Rappenspalter und Lohndrücker müssen sich warm anziehen

Das Erfolgsmodell Schweiz heisst Ausgleich und sicher nicht schlechte, nichtexistenzsichernde Löhne, wie uns diese Tage einige «Wirtschaftsführer» weismachen wollen. Faire Unternehmen bezahlen heute schon faire Löhne. Warm anziehen müssen sich dagegen Rappenspalter und Lohndrücker.

Mindestlöhne sind der beste Schutz gegen Lohndumping.

Jene, die das ganze Leben zu Tieflöhnen krampfen müssen, sind auch jene Leute, die im Alter eine tiefe Rente haben: Bauarbeiter in Zürich. (Foto: Gaëtan Bally/Keystone)

Jene, die das ganze Leben zu Tieflöhnen krampfen, sind auch jene, die im Alter eine tiefe Rente haben: Bauarbeiter in Zürich. (Foto: Keystone)

Die Mindestlohninitiative will in ihrem ersten Teil, dass Bund und Kantone Massnahmen zum Schutz der Löhne auf dem Arbeitsmarkt treffen. Sie verlangt zu diesem Zweck insbesondere die Festlegung von orts-, berufs- und branchenüblichen Mindestlöhnen in Gesamtarbeitsverträgen und deren Einhaltung. Da bis heute jedoch über 50 Prozent der Arbeitsverhältnisse keine Gesamtarbeitsvertraglich geregelten Mindestlöhne kennen, braucht es auch einen gesetzlichen Mindestlohn, der gemäss dem zweiten Teil der Initiative 22 Franken pro Stunde beträgt. Die Erfahrungen aus Branchen, die heute schon Mindestlöhne kennen, zeigen ganz klar: Mindestlöhne sind der beste Schutz gegen Lohndumping, und zwar nicht nur für die Arbeitnehmenden, sondern auch für jene Arbeitgebenden, die bereits anständige Löhne bezahlen.

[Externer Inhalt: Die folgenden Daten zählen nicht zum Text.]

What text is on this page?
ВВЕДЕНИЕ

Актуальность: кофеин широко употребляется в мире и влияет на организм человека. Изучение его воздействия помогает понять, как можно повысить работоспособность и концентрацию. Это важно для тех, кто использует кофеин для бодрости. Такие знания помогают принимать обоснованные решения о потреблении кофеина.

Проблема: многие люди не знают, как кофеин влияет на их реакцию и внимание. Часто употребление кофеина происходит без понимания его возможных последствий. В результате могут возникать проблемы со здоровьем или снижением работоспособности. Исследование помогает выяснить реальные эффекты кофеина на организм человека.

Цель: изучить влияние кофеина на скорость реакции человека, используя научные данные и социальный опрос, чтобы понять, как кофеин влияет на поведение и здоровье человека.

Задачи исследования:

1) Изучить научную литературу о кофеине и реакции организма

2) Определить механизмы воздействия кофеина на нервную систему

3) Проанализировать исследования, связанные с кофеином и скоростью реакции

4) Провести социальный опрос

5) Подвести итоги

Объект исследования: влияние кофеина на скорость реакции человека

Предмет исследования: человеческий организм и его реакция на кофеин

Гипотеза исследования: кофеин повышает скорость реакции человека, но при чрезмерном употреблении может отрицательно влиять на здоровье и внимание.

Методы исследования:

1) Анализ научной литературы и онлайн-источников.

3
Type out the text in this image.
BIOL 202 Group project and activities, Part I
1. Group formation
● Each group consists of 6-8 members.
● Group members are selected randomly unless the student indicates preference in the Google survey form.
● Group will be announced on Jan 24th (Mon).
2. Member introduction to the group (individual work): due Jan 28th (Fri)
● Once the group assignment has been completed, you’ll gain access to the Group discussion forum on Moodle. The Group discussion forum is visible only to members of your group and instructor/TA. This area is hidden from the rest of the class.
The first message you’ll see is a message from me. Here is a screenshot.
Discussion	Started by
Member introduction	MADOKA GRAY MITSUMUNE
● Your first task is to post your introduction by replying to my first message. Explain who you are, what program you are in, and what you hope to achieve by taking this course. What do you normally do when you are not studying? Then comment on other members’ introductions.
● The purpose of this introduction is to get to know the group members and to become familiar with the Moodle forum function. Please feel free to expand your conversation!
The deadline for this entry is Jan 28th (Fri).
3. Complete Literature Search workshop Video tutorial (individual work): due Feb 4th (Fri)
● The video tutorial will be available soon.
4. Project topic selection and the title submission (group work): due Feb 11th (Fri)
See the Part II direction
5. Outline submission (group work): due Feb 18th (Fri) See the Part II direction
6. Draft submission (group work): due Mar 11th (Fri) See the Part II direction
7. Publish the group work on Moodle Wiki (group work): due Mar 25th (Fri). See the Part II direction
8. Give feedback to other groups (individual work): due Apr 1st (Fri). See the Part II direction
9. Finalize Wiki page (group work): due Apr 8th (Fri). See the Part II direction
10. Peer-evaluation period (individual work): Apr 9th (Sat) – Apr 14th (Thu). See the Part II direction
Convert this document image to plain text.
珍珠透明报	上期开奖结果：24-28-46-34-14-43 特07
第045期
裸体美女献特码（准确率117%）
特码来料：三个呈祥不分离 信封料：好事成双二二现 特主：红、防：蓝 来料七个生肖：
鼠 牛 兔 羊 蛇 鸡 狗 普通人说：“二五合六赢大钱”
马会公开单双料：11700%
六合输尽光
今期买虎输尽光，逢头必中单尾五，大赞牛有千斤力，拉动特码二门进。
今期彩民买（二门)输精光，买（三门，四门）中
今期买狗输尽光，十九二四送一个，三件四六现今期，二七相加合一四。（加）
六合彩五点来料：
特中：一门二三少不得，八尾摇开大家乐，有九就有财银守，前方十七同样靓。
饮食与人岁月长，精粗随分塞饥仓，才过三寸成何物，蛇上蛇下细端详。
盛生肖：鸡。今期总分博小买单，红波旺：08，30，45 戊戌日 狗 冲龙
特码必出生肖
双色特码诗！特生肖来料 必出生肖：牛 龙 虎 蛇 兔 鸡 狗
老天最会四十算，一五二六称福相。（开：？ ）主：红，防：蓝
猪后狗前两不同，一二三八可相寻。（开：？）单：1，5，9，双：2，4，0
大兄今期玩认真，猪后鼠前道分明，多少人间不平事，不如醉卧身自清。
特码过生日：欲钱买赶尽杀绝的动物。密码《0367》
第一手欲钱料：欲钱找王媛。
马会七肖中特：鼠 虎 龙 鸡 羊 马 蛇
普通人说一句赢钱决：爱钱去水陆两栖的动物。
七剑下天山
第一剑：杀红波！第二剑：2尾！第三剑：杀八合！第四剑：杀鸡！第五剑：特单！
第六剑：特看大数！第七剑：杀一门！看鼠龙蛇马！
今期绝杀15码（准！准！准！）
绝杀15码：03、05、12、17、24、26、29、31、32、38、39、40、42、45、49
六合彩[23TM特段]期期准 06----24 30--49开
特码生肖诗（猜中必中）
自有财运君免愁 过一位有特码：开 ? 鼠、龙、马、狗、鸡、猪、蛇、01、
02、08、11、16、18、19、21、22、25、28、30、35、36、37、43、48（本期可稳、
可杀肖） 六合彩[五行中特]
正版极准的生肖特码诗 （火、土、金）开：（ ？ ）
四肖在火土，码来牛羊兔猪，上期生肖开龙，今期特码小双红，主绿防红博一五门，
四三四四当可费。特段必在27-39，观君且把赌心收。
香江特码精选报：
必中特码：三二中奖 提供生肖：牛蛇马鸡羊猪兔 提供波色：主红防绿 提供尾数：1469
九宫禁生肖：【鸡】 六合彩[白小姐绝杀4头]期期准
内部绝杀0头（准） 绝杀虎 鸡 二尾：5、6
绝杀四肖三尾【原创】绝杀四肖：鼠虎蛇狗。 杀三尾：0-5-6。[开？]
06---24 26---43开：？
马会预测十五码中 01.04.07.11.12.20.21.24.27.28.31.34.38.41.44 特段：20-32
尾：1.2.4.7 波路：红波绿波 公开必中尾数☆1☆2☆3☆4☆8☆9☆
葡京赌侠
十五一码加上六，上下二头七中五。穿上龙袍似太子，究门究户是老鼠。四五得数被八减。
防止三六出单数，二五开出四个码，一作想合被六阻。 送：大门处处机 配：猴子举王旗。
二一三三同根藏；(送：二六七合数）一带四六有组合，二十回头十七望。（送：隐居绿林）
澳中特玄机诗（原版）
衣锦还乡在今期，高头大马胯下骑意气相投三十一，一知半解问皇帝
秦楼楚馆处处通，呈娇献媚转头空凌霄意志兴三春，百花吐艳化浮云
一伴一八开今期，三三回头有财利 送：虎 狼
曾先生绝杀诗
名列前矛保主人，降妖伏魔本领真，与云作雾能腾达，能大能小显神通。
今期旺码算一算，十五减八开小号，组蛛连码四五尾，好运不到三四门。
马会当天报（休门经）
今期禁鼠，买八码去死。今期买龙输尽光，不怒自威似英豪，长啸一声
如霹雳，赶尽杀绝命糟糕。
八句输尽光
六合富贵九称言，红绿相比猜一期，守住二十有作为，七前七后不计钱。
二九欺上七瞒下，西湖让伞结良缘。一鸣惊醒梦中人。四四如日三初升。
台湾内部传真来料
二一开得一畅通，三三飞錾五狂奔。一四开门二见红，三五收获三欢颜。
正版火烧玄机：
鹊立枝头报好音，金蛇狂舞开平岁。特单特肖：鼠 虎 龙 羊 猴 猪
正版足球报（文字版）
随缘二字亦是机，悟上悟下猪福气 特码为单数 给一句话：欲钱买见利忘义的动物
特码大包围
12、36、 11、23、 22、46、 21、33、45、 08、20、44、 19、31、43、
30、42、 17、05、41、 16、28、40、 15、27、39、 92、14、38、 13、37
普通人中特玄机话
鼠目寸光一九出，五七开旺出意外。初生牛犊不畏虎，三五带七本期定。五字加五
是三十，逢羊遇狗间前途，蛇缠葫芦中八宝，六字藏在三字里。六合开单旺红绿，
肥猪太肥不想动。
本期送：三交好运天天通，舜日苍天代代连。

Mehr als 300’000 Menschen in der Schweiz verdienen weniger als 4000 Franken im Monat. Nicht wenige davon sind sogenannte Working Poor. Was heisst das? Das sind Menschen, die voll arbeiten und von ihrem Lohn alleine nicht leben können. Rund 95 Prozent aller Personen, die trotz Arbeit auf Sozialhilfe angewiesen sind, haben ein Einkommen von unter 4000 Franken. Solche prekären Arbeitsverhältnisse müssen heute dann oft mit Steuergeldern – nämlich via Sozialämter – gestützt werden. Das ist unwürdig, unfair und falsch. Wer voll arbeitet, soll davon auch leben können.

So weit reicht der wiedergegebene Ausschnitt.